Los Templarios: La Historia
La Historia
Thank you for reading this post, don't forget to subscribe!La historia de los Caballeros Templarios comenzó hacía el año de 1118, después de la primer cruzada que había resultado exitosa para la cristiandad, cuando Hugo de Payns, noble francés, junto con otros ocho caballeros decidieron ponerse al servicio de la Iglesia en la misión de proteger a los peregrinos que viajaban de Acre a Jerusalén.

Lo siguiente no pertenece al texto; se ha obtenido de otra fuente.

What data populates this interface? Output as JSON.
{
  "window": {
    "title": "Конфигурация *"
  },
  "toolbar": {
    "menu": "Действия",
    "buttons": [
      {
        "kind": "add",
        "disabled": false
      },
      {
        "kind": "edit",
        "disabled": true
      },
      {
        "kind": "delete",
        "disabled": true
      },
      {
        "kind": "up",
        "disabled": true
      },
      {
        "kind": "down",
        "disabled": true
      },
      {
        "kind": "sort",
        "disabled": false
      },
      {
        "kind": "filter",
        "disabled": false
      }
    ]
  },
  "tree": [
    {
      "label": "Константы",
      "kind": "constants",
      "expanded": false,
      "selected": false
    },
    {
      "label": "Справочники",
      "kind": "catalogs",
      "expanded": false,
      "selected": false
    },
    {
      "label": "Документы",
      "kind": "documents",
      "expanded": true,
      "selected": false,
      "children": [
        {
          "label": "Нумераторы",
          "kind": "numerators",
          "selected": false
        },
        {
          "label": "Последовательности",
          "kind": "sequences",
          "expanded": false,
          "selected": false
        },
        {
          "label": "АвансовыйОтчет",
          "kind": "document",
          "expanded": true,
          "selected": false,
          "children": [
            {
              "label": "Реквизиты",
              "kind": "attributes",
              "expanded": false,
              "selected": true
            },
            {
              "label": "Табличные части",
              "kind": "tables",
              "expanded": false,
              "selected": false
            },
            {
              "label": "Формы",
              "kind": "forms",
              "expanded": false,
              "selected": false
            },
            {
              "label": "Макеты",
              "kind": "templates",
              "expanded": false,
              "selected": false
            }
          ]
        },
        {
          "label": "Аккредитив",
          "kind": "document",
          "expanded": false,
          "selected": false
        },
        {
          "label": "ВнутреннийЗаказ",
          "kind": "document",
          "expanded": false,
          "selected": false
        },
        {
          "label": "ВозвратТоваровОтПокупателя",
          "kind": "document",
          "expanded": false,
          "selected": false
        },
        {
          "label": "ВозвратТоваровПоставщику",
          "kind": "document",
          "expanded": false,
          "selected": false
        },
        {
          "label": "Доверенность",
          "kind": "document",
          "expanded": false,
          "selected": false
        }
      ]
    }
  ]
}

La Orden se vio apoyada en principio por San Bernardo de Clairvaux, un hombre noble y bondadoso que rechazó el papado para continuar con su vida de pobreza y humildad, a la manera de Cristo. Él recomendó la Orden enormemente al papa Honorio II, quién tenía a San Bernardo como un gran consejero, y dio su aprobación para crear la Orden de los Pobres Caballeros de Cristo, a semejanza de otra Orden: Los Caballeros del Santo Sepulcro.
Los nueve caballeros viajaron a Jerusalén, que se encontraba bajo el reinado cristiano de Balduino II, y ahí, el monarca les cedió la propiedad de la mezquita de Al-Aqsa, que estaba construida sobre parte de las ruinas del antiguo Templo de Salomón, para que fuera la sede de su Orden, que tomó el nombre completo de Orden de los Pobres Caballeros de Cristo y del Templo de Salomón, aunque fueron mejor conocidos por la gente como Caballeros Templarios.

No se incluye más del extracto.